Merimbula Airport is an airport serving Merimbula, New South Wales, Australia. It is located 1 NM south of Merimbula and is owned and operated by Bega Valley Shire Council.

==Facilities==
The airport is at an elevation of 7 ft above mean sea level. It has one runway designated 03/21 with an asphalt surface measuring 1602 × 30 m. This runway is equipped with night lighting and precision approach path indicators. The airport receives a low volume of traffic and pilots are required to communicate via a Common Traffic Advisory Frequency (CTAF) to safely co-ordinate arrivals and departures. Both Avgas and Jet A1 fuel is available. A Non-Directional Beacon (NDB) is located at the southwestern end of the airfield.
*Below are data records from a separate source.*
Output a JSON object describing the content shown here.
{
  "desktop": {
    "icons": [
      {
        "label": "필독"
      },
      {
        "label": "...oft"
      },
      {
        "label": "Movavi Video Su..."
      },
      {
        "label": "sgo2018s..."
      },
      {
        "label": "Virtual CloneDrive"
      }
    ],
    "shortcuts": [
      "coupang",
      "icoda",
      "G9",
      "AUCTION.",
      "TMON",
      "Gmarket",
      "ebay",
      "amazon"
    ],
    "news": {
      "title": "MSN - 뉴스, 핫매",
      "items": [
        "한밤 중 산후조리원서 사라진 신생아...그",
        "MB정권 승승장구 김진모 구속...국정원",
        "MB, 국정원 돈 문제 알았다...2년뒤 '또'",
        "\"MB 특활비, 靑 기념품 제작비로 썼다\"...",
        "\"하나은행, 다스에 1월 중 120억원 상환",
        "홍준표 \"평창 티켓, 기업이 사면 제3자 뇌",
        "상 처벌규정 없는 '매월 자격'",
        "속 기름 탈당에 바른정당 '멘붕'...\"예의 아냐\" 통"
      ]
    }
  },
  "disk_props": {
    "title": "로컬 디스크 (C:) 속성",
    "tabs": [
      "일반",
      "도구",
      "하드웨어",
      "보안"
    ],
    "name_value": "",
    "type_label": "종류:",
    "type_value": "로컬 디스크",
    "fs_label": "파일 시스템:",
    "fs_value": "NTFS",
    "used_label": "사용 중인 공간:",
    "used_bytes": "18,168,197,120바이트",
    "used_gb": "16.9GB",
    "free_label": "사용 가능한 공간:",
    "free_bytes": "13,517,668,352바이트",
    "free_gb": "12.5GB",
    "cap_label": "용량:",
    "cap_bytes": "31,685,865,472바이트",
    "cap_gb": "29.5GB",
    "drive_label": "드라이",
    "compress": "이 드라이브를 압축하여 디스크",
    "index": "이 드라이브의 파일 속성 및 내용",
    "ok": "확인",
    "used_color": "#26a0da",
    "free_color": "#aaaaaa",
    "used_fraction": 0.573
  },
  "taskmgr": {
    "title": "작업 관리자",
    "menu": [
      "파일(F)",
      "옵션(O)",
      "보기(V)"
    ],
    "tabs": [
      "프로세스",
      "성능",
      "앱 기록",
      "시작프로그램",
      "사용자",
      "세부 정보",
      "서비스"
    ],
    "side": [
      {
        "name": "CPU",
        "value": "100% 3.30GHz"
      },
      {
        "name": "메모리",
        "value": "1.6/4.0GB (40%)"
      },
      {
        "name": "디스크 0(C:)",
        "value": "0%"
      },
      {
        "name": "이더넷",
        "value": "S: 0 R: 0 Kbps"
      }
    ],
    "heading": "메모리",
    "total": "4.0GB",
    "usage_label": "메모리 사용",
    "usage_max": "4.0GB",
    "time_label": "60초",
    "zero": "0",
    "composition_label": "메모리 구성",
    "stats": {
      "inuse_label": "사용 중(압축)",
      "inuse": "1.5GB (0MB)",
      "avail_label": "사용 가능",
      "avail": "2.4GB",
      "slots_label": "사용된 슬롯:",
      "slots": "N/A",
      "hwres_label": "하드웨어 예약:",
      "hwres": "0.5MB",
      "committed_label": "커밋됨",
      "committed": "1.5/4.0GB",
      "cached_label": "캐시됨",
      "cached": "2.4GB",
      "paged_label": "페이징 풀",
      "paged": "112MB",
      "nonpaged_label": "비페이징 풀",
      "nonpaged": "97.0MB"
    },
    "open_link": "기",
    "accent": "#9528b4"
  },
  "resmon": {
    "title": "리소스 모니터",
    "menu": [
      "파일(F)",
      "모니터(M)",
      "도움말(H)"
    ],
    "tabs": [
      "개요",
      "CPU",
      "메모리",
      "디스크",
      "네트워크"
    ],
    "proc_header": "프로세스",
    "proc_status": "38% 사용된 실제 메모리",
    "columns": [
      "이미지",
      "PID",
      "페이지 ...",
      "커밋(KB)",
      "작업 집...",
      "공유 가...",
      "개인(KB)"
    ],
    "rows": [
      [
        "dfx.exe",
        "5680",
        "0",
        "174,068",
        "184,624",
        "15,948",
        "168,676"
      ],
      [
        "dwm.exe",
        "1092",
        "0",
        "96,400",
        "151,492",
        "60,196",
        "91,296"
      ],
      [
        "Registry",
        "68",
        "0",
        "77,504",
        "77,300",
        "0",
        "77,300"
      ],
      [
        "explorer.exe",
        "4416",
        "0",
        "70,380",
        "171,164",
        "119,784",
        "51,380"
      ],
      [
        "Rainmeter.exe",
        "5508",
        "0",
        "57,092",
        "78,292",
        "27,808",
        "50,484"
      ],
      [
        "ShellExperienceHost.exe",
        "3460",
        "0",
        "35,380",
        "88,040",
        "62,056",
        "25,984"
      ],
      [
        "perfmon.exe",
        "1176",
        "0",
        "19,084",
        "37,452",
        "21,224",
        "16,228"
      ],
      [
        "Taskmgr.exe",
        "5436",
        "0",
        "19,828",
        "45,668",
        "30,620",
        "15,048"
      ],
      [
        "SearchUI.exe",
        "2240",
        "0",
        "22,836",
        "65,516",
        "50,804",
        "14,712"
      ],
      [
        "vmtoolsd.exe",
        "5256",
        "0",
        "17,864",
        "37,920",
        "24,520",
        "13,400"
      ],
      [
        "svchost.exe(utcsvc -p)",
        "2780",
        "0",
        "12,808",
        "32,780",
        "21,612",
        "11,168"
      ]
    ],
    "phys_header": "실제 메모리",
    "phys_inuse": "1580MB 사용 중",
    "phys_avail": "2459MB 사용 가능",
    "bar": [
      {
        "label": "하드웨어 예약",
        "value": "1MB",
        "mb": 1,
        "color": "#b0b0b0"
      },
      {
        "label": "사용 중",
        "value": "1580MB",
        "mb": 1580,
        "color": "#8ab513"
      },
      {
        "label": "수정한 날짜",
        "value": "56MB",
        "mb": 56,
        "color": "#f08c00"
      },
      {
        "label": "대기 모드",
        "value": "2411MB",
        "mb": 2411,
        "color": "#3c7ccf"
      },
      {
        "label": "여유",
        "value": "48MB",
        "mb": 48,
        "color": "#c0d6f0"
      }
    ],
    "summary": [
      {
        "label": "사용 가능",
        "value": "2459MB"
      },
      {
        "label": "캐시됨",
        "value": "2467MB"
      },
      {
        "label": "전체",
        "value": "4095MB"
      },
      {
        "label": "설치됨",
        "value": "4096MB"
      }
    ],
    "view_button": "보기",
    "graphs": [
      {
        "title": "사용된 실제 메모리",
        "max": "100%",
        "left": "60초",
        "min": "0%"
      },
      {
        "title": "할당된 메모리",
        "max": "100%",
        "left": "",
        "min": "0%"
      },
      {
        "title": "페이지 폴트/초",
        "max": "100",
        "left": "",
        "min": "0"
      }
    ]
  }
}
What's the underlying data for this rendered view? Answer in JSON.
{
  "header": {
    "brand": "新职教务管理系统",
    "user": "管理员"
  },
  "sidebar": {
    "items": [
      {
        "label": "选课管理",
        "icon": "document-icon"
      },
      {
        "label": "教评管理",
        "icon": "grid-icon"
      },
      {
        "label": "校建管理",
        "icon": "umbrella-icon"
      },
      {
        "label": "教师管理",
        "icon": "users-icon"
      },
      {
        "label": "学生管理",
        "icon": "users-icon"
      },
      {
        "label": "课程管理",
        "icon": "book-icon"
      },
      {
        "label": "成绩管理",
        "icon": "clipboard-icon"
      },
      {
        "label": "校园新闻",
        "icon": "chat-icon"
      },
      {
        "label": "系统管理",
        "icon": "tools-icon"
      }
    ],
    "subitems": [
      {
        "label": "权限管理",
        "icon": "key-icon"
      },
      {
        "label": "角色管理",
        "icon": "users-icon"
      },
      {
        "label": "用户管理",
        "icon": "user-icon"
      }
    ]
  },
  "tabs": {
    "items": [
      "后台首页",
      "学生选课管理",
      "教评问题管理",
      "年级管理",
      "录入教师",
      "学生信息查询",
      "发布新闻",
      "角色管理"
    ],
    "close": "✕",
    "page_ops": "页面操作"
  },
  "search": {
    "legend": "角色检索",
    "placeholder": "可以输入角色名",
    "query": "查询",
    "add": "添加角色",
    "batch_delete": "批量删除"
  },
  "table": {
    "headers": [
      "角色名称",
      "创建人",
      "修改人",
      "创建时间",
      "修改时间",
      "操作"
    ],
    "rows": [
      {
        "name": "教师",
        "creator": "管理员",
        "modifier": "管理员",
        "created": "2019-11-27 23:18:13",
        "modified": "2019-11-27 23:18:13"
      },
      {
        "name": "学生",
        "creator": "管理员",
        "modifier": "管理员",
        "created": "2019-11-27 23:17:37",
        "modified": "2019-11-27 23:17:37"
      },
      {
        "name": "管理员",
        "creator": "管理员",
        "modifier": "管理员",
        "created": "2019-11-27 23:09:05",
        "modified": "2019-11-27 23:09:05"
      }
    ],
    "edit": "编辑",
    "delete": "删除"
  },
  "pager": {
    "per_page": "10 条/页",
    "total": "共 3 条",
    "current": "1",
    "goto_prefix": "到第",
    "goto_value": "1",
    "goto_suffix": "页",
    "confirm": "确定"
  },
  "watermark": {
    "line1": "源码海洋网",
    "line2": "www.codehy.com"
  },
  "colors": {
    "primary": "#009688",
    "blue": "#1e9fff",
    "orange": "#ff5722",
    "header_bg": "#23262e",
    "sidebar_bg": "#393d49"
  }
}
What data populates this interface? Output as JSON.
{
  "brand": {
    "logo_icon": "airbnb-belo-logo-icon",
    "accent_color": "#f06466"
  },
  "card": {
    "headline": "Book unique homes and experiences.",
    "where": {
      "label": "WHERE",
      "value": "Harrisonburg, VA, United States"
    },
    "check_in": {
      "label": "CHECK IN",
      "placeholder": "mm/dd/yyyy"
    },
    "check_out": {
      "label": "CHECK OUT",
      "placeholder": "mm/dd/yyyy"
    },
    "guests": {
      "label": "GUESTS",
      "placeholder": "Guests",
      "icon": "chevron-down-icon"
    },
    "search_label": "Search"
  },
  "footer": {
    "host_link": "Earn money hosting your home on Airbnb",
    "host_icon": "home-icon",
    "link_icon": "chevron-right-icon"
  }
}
In 2019, a $4.4 million upgrade of the small terminal facility was completed, providing new arrivals, security screening and baggage handling areas, as well as additional car parking. This was followed by upgrades to the runway to allow operation of large turboprops like the Q400 and ATR 72 which were completed in early 2022.
==Airlines and destinations==

| Airlines | Destinations |
|---|---|
| QantasLink | Sydney Seasonal: Melbourne |
| Rex Airlines | Melbourne, Moruya, Sydney |

==Statistics==
Merimbula Airport was ranked 59th in Australia for the number of revenue passengers served in financial year 2010–2011.

==In popular culture==
Electronic dance music duo Flight Facilities take their name from a company founded by band-member Hugo Gruzman's grandfather in the 1960s, based at Merimbula Airport.